The DataFrames object tries to figure out the types from the input while the DictionaryArray just accepts whatever the API returns. For a practical example of this, suppose we want to know the size of an imaging series; the DataFrame version will be

tcia_series_size(series = "1.3.6.1.4.1.14519.5.2.1.4591.4001.241972527061347495484079664948")

1×2 DataFrame

Row	TotalSizeInBytes	ObjectCount
	Int64	Int64
1	24012211806228	124

while the JSON version will be

julia> tcia_series_size(series = "1.3.6.1.4.1.14519.5.2.1.4591.4001.241972527061347495484079664948", format="json")[1]Dict{String, Any} with 2 entries:
  "ObjectCount"      => 124
  "TotalSizeInBytes" => 24012211806228

The difference between the two is that the DataFrames version recognizes that TotalSizeInBytes is a number whereas the DictionaryArray displays it as a string (because the API returns it as a string).
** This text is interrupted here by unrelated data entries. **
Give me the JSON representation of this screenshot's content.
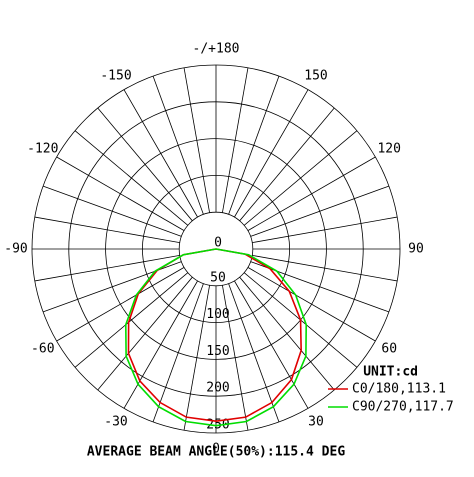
{
  "chart_data": {
    "type": "polar",
    "title": "AVERAGE BEAM ANGLE(50%):115.4 DEG",
    "unit_label": "UNIT:cd",
    "x": [
      -90,
      -80,
      -70,
      -60,
      -50,
      -40,
      -30,
      -20,
      -10,
      0,
      10,
      20,
      30,
      40,
      50,
      60,
      70,
      80,
      90
    ],
    "series": [
      {
        "name": "C0/180,113.1",
        "color": "#e00000",
        "values": [
          0,
          45,
          85,
          122,
          155,
          185,
          207,
          222,
          232,
          234,
          232,
          222,
          205,
          180,
          150,
          115,
          78,
          40,
          0
        ]
      },
      {
        "name": "C90/270,117.7",
        "color": "#00dd00",
        "values": [
          0,
          45,
          88,
          125,
          160,
          190,
          212,
          228,
          238,
          240,
          238,
          228,
          212,
          190,
          160,
          125,
          88,
          45,
          0
        ]
      }
    ],
    "rlim": [
      0,
      250
    ],
    "rticks": [
      0,
      50,
      100,
      150,
      200,
      250
    ],
    "thetaticks": [
      {
        "value": 180,
        "label": "-/+180"
      },
      150,
      120,
      90,
      60,
      30,
      0,
      -30,
      -60,
      -90,
      -120,
      -150
    ]
  }
}
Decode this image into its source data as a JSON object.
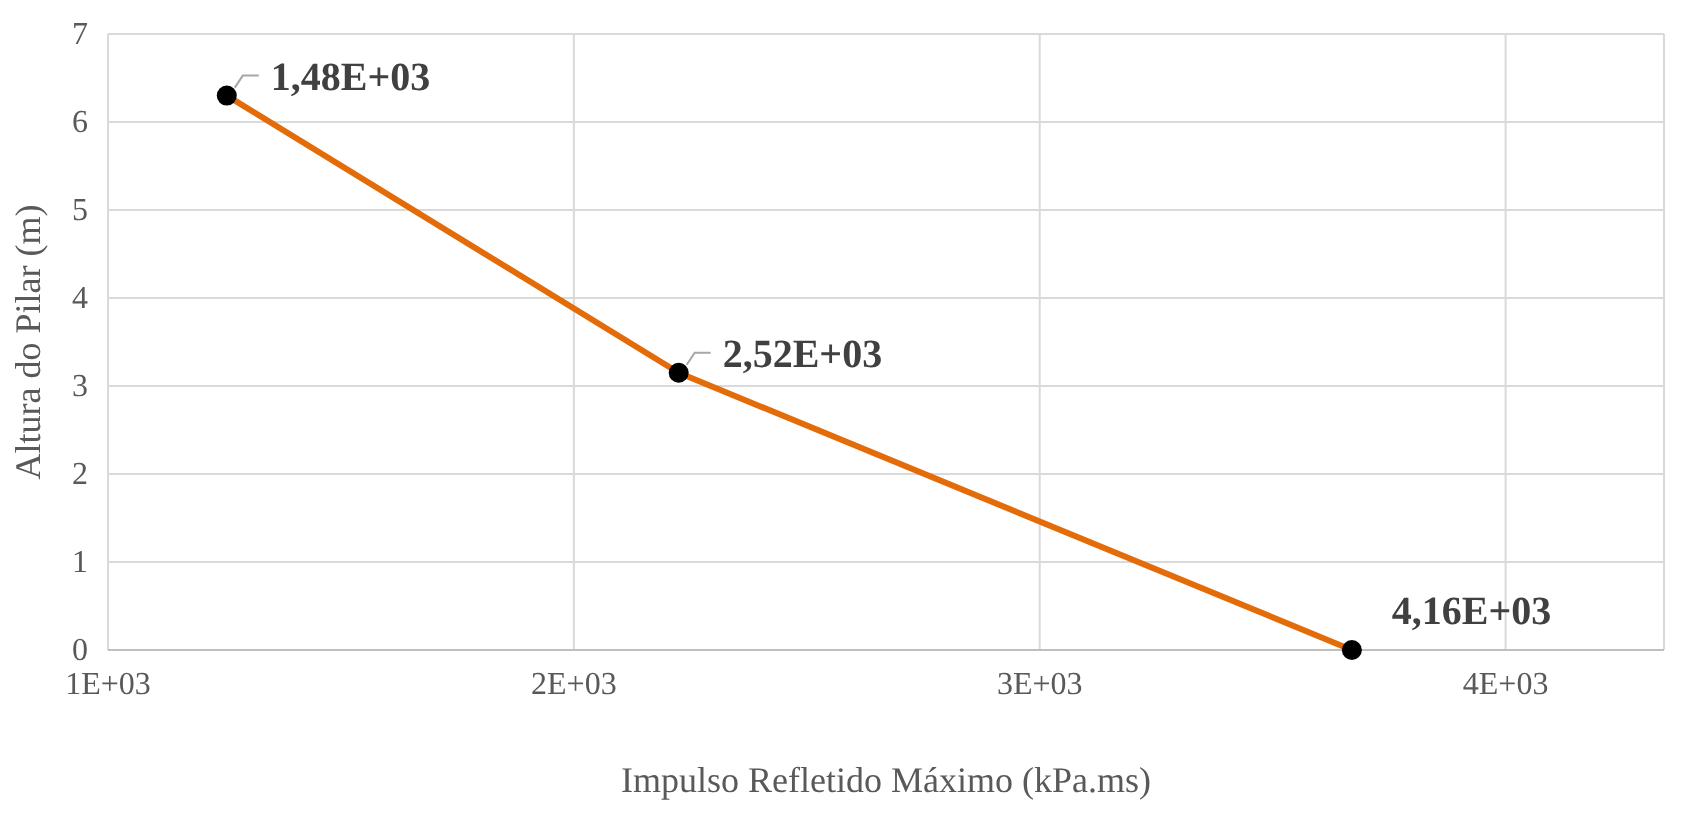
{
  "chart_data": {
    "type": "line",
    "xlabel": "Impulso Refletido Máximo (kPa.ms)",
    "ylabel": "Altura do Pilar (m)",
    "x": [
      1255,
      2225,
      3670
    ],
    "series": [
      {
        "color": "#e36c09",
        "values": [
          6.3,
          3.15,
          0
        ],
        "marker": "none"
      },
      {
        "type": "scatter",
        "color": "#000000",
        "values": [
          6.3,
          3.15,
          0
        ],
        "marker": "circle"
      }
    ],
    "xlim": [
      1000,
      4340
    ],
    "xticks": [
      {
        "value": 1000,
        "label": "1E+03"
      },
      {
        "value": 2000,
        "label": "2E+03"
      },
      {
        "value": 3000,
        "label": "3E+03"
      },
      {
        "value": 4000,
        "label": "4E+03"
      }
    ],
    "ylim": [
      0,
      7
    ],
    "yticks": [
      0,
      1,
      2,
      3,
      4,
      5,
      6,
      7
    ],
    "grid": true,
    "annotations": [
      {
        "text": "1,48E+03",
        "x": 1255,
        "y": 6.3
      },
      {
        "text": "2,52E+03",
        "x": 2225,
        "y": 3.15
      },
      {
        "text": "4,16E+03",
        "x": 3670,
        "y": 0
      }
    ]
  }
}
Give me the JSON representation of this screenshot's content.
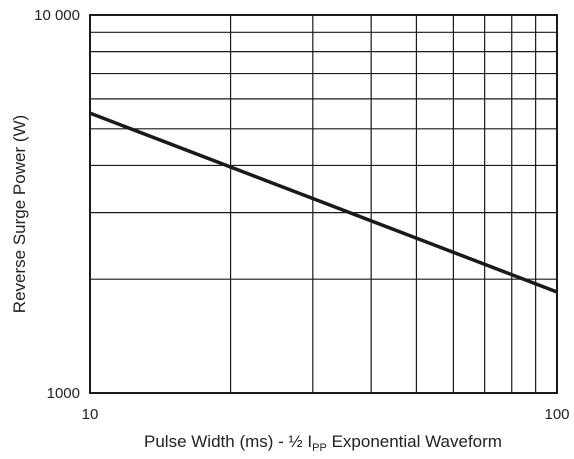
{
  "chart_data": {
    "type": "line",
    "x_scale": "log",
    "y_scale": "log",
    "xlim": [
      10,
      100
    ],
    "ylim": [
      1000,
      10000
    ],
    "x_tick_labels": [
      {
        "value": 10,
        "text": "10"
      },
      {
        "value": 100,
        "text": "100"
      }
    ],
    "y_tick_labels": [
      {
        "value": 1000,
        "text": "1000"
      },
      {
        "value": 10000,
        "text": "10 000"
      }
    ],
    "x_gridlines": [
      20,
      30,
      40,
      50,
      60,
      70,
      80,
      90
    ],
    "y_gridlines": [
      2000,
      3000,
      4000,
      5000,
      6000,
      7000,
      8000,
      9000
    ],
    "grid": true,
    "xlabel": {
      "prefix": "Pulse Width (ms) - ½ I",
      "subscript": "PP",
      "suffix": " Exponential Waveform"
    },
    "ylabel": "Reverse Surge Power (W)",
    "series": [
      {
        "x": [
          10,
          100
        ],
        "y": [
          5500,
          1850
        ],
        "color": "#1a1a1a"
      }
    ]
  }
}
DataFrames' ability to recognize types is usually helpful, but sometimes it can fail. For example, in an anonymized dataset where patient names are replaced by numbers, the DataFrames object will incorrectly treat the names as numbers.

These differences are unlikely to cause problems in practice so it isn't something to be actively concerned about.